Bene gli obiettivi, ma non si trasformino le imprese in nuovi uffici statistici
La pubblicazione del decreto legislativo che recepisce la direttiva europea sulla trasparenza salariale apre una nuova fase nelle relazioni di lavoro italiane. Nessuno mette in discussione il principio della parità retributiva tra uomini e donne, ma la vera questione è come raggiungere questo obiettivo senza scaricare sulle aziende nuovi obblighi burocratici e nuovi rischi di contenzioso.

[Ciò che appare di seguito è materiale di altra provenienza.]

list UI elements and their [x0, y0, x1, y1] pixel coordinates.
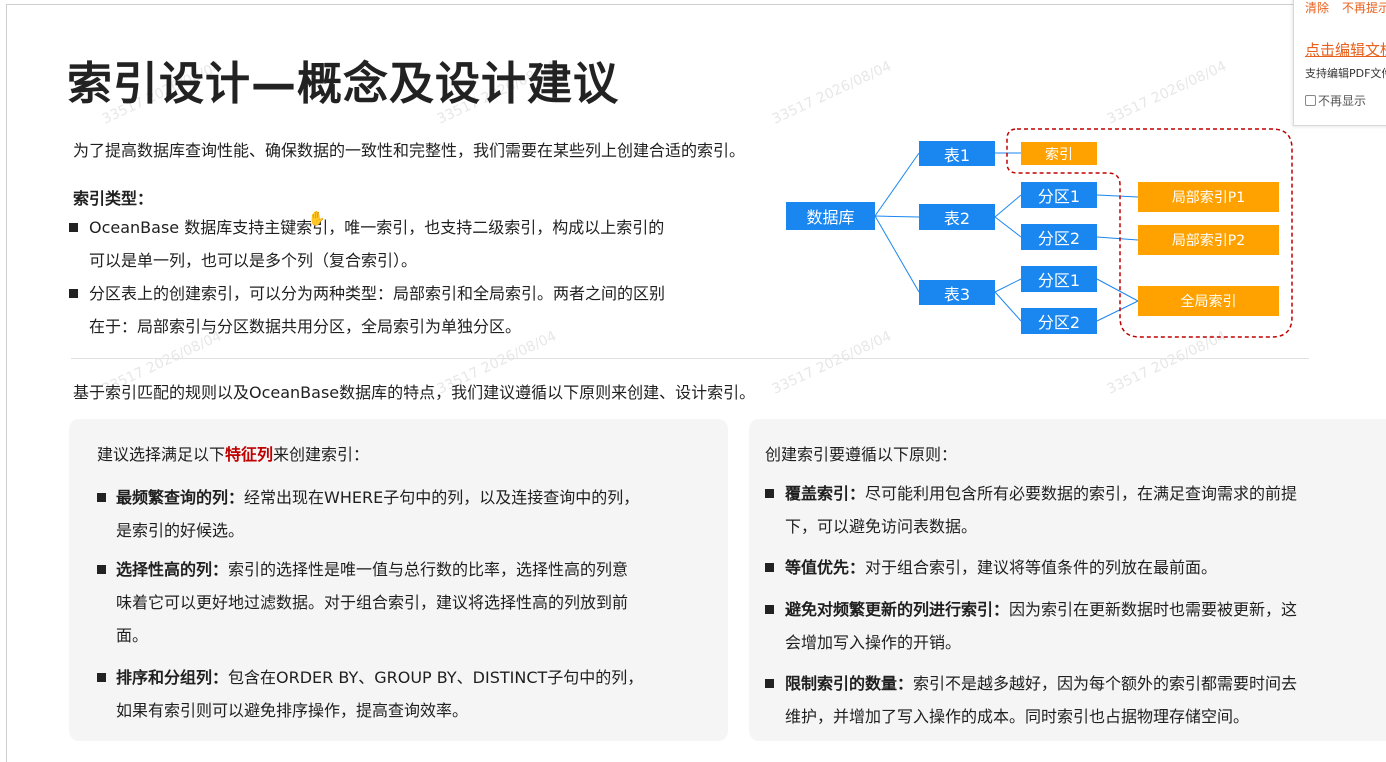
item-title: 等值优先：: [785, 558, 866, 577]
item-text: 尽可能利用包含所有必要数据的索引，在满足查询需求的前提: [865, 484, 1298, 503]
no-show-label: 不再显示: [1318, 94, 1367, 108]
item-text: 因为索引在更新数据时也需要被更新，这: [1009, 600, 1298, 619]
edit-document-link[interactable]: 点击编辑文档: [1305, 39, 1386, 60]
global-index-node: 全局索引: [1138, 286, 1279, 316]
item-text: 味着它可以更好地过滤数据。对于组合索引，建议将选择性高的列放到前: [116, 593, 629, 612]
card-heading: 建议选择满足以下特征列来创建索引：: [97, 441, 369, 465]
list-item: 排序和分组列：包含在ORDER BY、GROUP BY、DISTINCT子句中的…: [97, 661, 717, 727]
list-item: 等值优先：对于组合索引，建议将等值条件的列放在最前面。: [765, 551, 1385, 584]
slide: 33517 2026/08/04 33517 2026/08/04 33517 …: [6, 4, 1386, 762]
item-text: 索引的选择性是唯一值与总行数的比率，选择性高的列意: [228, 560, 629, 579]
bullet-square-icon: [765, 489, 774, 498]
clear-link[interactable]: 清除: [1305, 0, 1329, 16]
database-node: 数据库: [786, 202, 875, 230]
divider: [71, 358, 1309, 359]
item-text: 会增加写入操作的开销。: [785, 633, 962, 652]
item-title: 避免对频繁更新的列进行索引：: [785, 600, 1010, 619]
table2-node: 表2: [919, 204, 995, 230]
list-item: 选择性高的列：索引的选择性是唯一值与总行数的比率，选择性高的列意 味着它可以更好…: [97, 553, 717, 652]
index-node: 索引: [1021, 142, 1097, 165]
item-title: 最频繁查询的列：: [116, 488, 245, 507]
index-principles-card: 创建索引要遵循以下原则： 覆盖索引：尽可能利用包含所有必要数据的索引，在满足查询…: [749, 419, 1386, 741]
heading-text: 建议选择满足以下: [97, 445, 226, 464]
bullet-square-icon: [765, 563, 774, 572]
list-item: 避免对频繁更新的列进行索引：因为索引在更新数据时也需要被更新，这 会增加写入操作…: [765, 593, 1385, 659]
no-more-prompt-link[interactable]: 不再提示: [1342, 0, 1386, 16]
table1-node: 表1: [919, 141, 995, 166]
item-title: 排序和分组列：: [116, 668, 229, 687]
table3-partition1-node: 分区1: [1021, 266, 1097, 292]
table2-partition2-node: 分区2: [1021, 224, 1097, 250]
pointer-cursor-icon: ✋: [308, 211, 326, 227]
item-text: 经常出现在WHERE子句中的列，以及连接查询中的列，: [244, 488, 640, 507]
no-show-checkbox[interactable]: 不再显示: [1305, 92, 1366, 109]
list-item: 覆盖索引：尽可能利用包含所有必要数据的索引，在满足查询需求的前提 下，可以避免访…: [765, 477, 1385, 543]
item-text: 是索引的好候选。: [116, 521, 245, 540]
bullet-square-icon: [97, 673, 106, 682]
item-title: 限制索引的数量：: [785, 674, 914, 693]
feature-columns-card: 建议选择满足以下特征列来创建索引： 最频繁查询的列：经常出现在WHERE子句中的…: [69, 419, 728, 741]
item-title: 选择性高的列：: [116, 560, 229, 579]
heading-highlight: 特征列: [225, 445, 274, 464]
local-index-p1-node: 局部索引P1: [1138, 182, 1279, 212]
table3-partition2-node: 分区2: [1021, 308, 1097, 334]
item-text: 下，可以避免访问表数据。: [785, 517, 978, 536]
bullet-square-icon: [97, 565, 106, 574]
bullet-square-icon: [97, 493, 106, 502]
item-text: 包含在ORDER BY、GROUP BY、DISTINCT子句中的列，: [228, 668, 644, 687]
list-item: 最频繁查询的列：经常出现在WHERE子句中的列，以及连接查询中的列， 是索引的好…: [97, 481, 717, 547]
table2-partition1-node: 分区1: [1021, 182, 1097, 208]
checkbox-icon[interactable]: [1305, 95, 1316, 106]
table3-node: 表3: [919, 280, 995, 305]
list-item: 限制索引的数量：索引不是越多越好，因为每个额外的索引都需要时间去 维护，并增加了…: [765, 667, 1385, 733]
principle-text: 基于索引匹配的规则以及OceanBase数据库的特点，我们建议遵循以下原则来创建…: [73, 383, 756, 402]
item-text: 对于组合索引，建议将等值条件的列放在最前面。: [865, 558, 1218, 577]
card-heading: 创建索引要遵循以下原则：: [765, 445, 958, 464]
item-text: 如果有索引则可以避免排序操作，提高查询效率。: [116, 701, 469, 720]
bullet-square-icon: [765, 605, 774, 614]
bullet-square-icon: [765, 679, 774, 688]
edit-prompt-popup: 清除 不再提示 点击编辑文档 支持编辑PDF文件 不再显示: [1293, 0, 1386, 126]
heading-text: 来创建索引：: [273, 445, 370, 464]
local-index-p2-node: 局部索引P2: [1138, 225, 1279, 255]
item-text: 维护，并增加了写入操作的成本。同时索引也占据物理存储空间。: [785, 707, 1250, 726]
support-text: 支持编辑PDF文件: [1305, 67, 1386, 80]
item-text: 面。: [116, 626, 149, 645]
item-text: 索引不是越多越好，因为每个额外的索引都需要时间去: [913, 674, 1298, 693]
item-title: 覆盖索引：: [785, 484, 866, 503]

Negli ultimi anni assistiamo a una tendenza sempre più marcata delle istituzioni europee e nazionali a considerare l’impresa come il luogo nel quale si generano automaticamente squilibri e discriminazioni, demandando poi a procedure amministrative, report, comunicazioni e monitoraggi il compito di dimostrare il contrario.
Per questo motivo appare particolarmente significativa la scelta del legislatore di riconoscere un ruolo centrale alla contrattazione collettiva. Il decreto conferma infatti che i sistemi di classificazione e di inquadramento previsti dai contratti collettivi sottoscritti dalle organizzazioni comparativamente più rappresentative costituiscono una garanzia di correttezza e di conformità ai principi di parità retributiva.
È un passaggio politico importante, perché riafferma un concetto troppo spesso dimenticato ovvero il lavoro non si regola attraverso algoritmi o moduli amministrativi, ma attraverso il confronto tra le Parti sociali. Per anni si è cercato di equiparare contratti collettivi autenticamente rappresentativi e contratti privi di un reale radicamento nel mondo produttivo. Oggi il legislatore afferma invece che i CCNL sottoscritti dalle organizzazioni maggiormente rappresentative costituiscono un presidio di legalità e di equità retributiva. Una scelta che va nella direzione più volte indicata dal sistema CNA. Resta tuttavia aperta una questione di fondo, se la parità salariale è un obiettivo condiviso, non si può pensare di perseguirla esclusivamente attraverso nuovi obblighi informativi, nuove comunicazioni e nuovi organismi di monitoraggio. Il rischio concreto è che la trasparenza si trasformi nell’ennesimo adempimento da gestire, sottraendo tempo e risorse che le imprese potrebbero investire nella crescita, nella formazione e nell’occupazione. Aumentare la partecipazione delle donne al mercato del lavoro favorendo la conciliazione tra vita e lavoro, investendo nei servizi territoriali, sostenendo la maternità contrastando il fenomeno delle uscite involontarie dal mercato occupazionale, queste devono essere le leve che incidono realmente sulle differenze economiche e professionali tra uomini e donne che nessun report potrà mai sostituire. In questo quadro sarà fondamentale vigilare affinché l’attuazione del decreto mantenga un principio di proporzionalità e ragionevolezza. La trasparenza non deve diventare sinonimo di burocrazia e la giusta tutela dei diritti non deve trasformarsi in una presunzione di colpevolezza a carico delle imprese. Solo attraverso il rafforzamento della contrattazione collettiva, della bilateralità e del dialogo sociale sarà possibile raggiungere gli obiettivi di equità indicati dall’Europa senza compromettere la competitività di quel tessuto produttivo che continua a rappresentare l’ossatura dell’economia italiana. Questo, più che un decreto sulla trasparenza salariale, dovrebbe essere letto come un banco di prova per capire quale modello di relazioni industriali si vuole costruire nel prossimo futuro fondato sulla fiducia nelle Parti sociali e sulla contrattazione collettiva e non basato sulla moltiplicazione degli adempimenti e dei controlli.